Breaking Ground in Cardiology in Yemen [Archives:1997/47/Reportage]
The Second Yemeni Cardiac Meeting is due to be held during 2-4 December in Sanaa. Participating cardiologists will come from Yemen, Egypt, Jordan, Sudan, Saudi Arabia, the UAE, Bahrain, Italy, the UK, and Belgium. The sponsors include the Yemeni Patients’ Friends Charitable Association (YPFCA), the Yemeni Cardiac Society, the Ministry of Health, and the Faculty of Medicine at Sanaa University. The main topics to be discussed will touch on health problems related to rheumatic and ischemic heart diseases, cardiomyopthy, arrhythmia, hypertension, pediatric cardiology, congenital heart disorders, qat and CVD. Many of these heart problems now account for major health problems in Yemen. Bin Sallam of Yemen Times met three of the meeting’s organizers and filed the following report.
1. Dr. Ahmed Lutf Al-Mutarreb, a cardiologist and deputy head of the (YPFCA). Q: Could you tell us more about this cardiac meeting?
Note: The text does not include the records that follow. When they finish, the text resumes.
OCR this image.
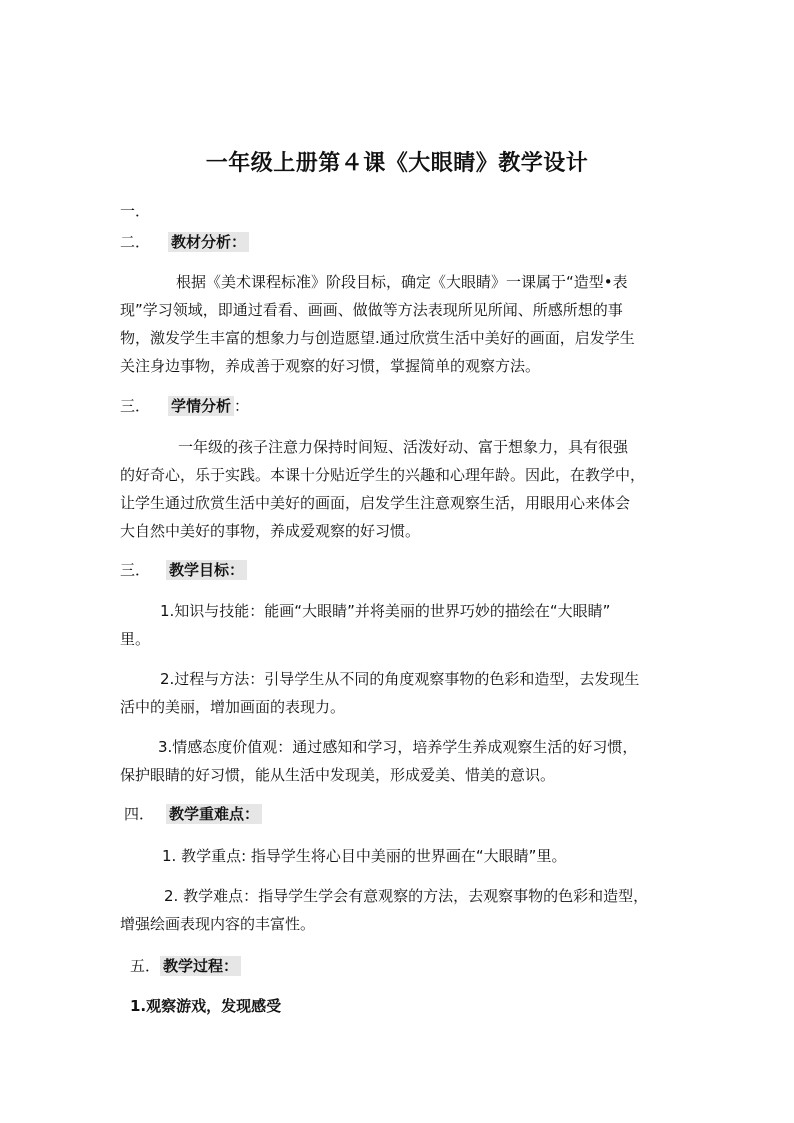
一年级上册第４课《大眼睛》教学设计
一．
二． 教材分析：
根据《美术课程标准》阶段目标，确定《大眼睛》一课属于“造型•表
现”学习领域，即通过看看、画画、做做等方法表现所见所闻、所感所想的事
物，激发学生丰富的想象力与创造愿望.通过欣赏生活中美好的画面，启发学生
关注身边事物，养成善于观察的好习惯，掌握简单的观察方法。
三． 学情分析 ：
一年级的孩子注意力保持时间短、活泼好动、富于想象力，具有很强
的好奇心，乐于实践。本课十分贴近学生的兴趣和心理年龄。因此，在教学中，
让学生通过欣赏生活中美好的画面，启发学生注意观察生活，用眼用心来体会
大自然中美好的事物，养成爱观察的好习惯。
三． 教学目标：
1.知识与技能：能画“大眼睛”并将美丽的世界巧妙的描绘在“大眼睛”
里。
2.过程与方法：引导学生从不同的角度观察事物的色彩和造型，去发现生
活中的美丽，增加画面的表现力。
3.情感态度价值观：通过感知和学习，培养学生养成观察生活的好习惯，
保护眼睛的好习惯，能从生活中发现美，形成爱美、惜美的意识。
四． 教学重难点：
1. 教学重点: 指导学生将心目中美丽的世界画在“大眼睛”里。
2. 教学难点：指导学生学会有意观察的方法，去观察事物的色彩和造型，
增强绘画表现内容的丰富性。
五． 教学过程：
1.观察游戏，发现感受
A: The first meeting was held in 1996. This meeting will be attended by about 400 leading specialists and more than 30 professors from outside Yemen. A lot of attention will be given to pediatric cardiology due to the large proportion of heart diseases, congenital or otherwise, among children. In coordination with the Italian team of specialists, a number of Yemeni children with heart ailments will be treated in Italy at the expense of the YPFCA and the Yemeni government.
Q: What role does the YPFCA play? A: The YPFCA encourages scientific research and gaining up-to-date medical information by inviting top international specialists and surgeons to participate in such meetings.
Q: Are there any plans to establish a special cardiac hospital? A: The human resources for such an undertaking are available, but the will and financial capabilities are still lacking. The cost of a national heart center can reach over $ 10 million. The YPFCA is now looking for a site for such a center.
2. Dr. Mohammed Yahya Al-No’ami, a cardiologist, the head of the Yemeni Cardiac Society, and the YPFCA secretary-general. Q: What are the main goals behind organizing this meeting? A: The primary goal is an educational one. Yemeni doctors eagerly want to know the latest world developments in medicine. Instead of the Yemeni doctors going abroad, which many cannot afford, we invite specialist who are well versed in their field to lecture and train their Yemeni colleagues. The second goal is to make bilateral agreements with some of the visiting organizations to train both junior and senior Yemeni doctors abroad. Italy, Jordan and Saudi Arabia have expressed their willingness to receive Yemeni doctors for training at their medical establishments.
Q: Who is funding this meeting? A: The meeting is supported by the Sanaa Municipality, the Ministry of health, the Presidency Office, the Dutch Embassy in Sanaa, drug companies, some international organizations, and a number of benevolent Yemeni businessmen.
Q: What are the criteria observed in sending Yemeni patients for medical treatment abroad? A: An extensive medical check-ups such as cardiography are first conducted to find out the extent of the patient’s need for treatment abroad. As far as heart surgery is concerned, there are several well-qualified surgeons, but the facilities are not sufficient for major heart surgeries. I call on the Thawra hospital and the Ministry of Health to start to seriously consider the opening of a cardiac unit as a first step towards a more comprehensive national cardiac center.
3. Dr. Abdul-Nasser Abdu Munaibari, a cardiac consultant and assistant lecturer in CVD at the College of Medicine at Sanaa University. Q: How many heart surgeons are there in Yemen? A: When I started as a GP 10 years ago, there were only about 3 or 4 heart specialists in all Yemen. There are now around 30 to 40 highly qualified cardiologists. There are many other doctors with enough practice to be able to deal with heart diseases.
Q: Are there enough resources to open a cardiac center in Yemen? A: This question has been raised since long ago. The Thawra Hospital used to give each patient eligible for treatment abroad $2,500, in addition to ‘plane tickets. During a previous seminar on heart diseases in Yemen, we found that the money spent in one year on sending patients abroad was enough to establish a highly specialized health center.
Q: How many research papers will be submitted at the meeting? A: We are now reviewing 29 papers covering diverse topics related to heart diseases. We are trying to make our esteemed guests present the utmost of their experiences and expertise. Some will not actually be papers, but major lectures on heart surgery and other crucial topics. We have already received 16 such lectures on the most modern heart disease treatments and surgical techniques. Yemeni doctors will benefit a lot from this meeting. It will help raise their research and diagnostic capabilities. Msot Yemeni doctors are trying their best to achieve this. It is bound, in th long term, to enhance the Yemeni pateint’s trust in his Yemeni doctor, something which has been quite lacking.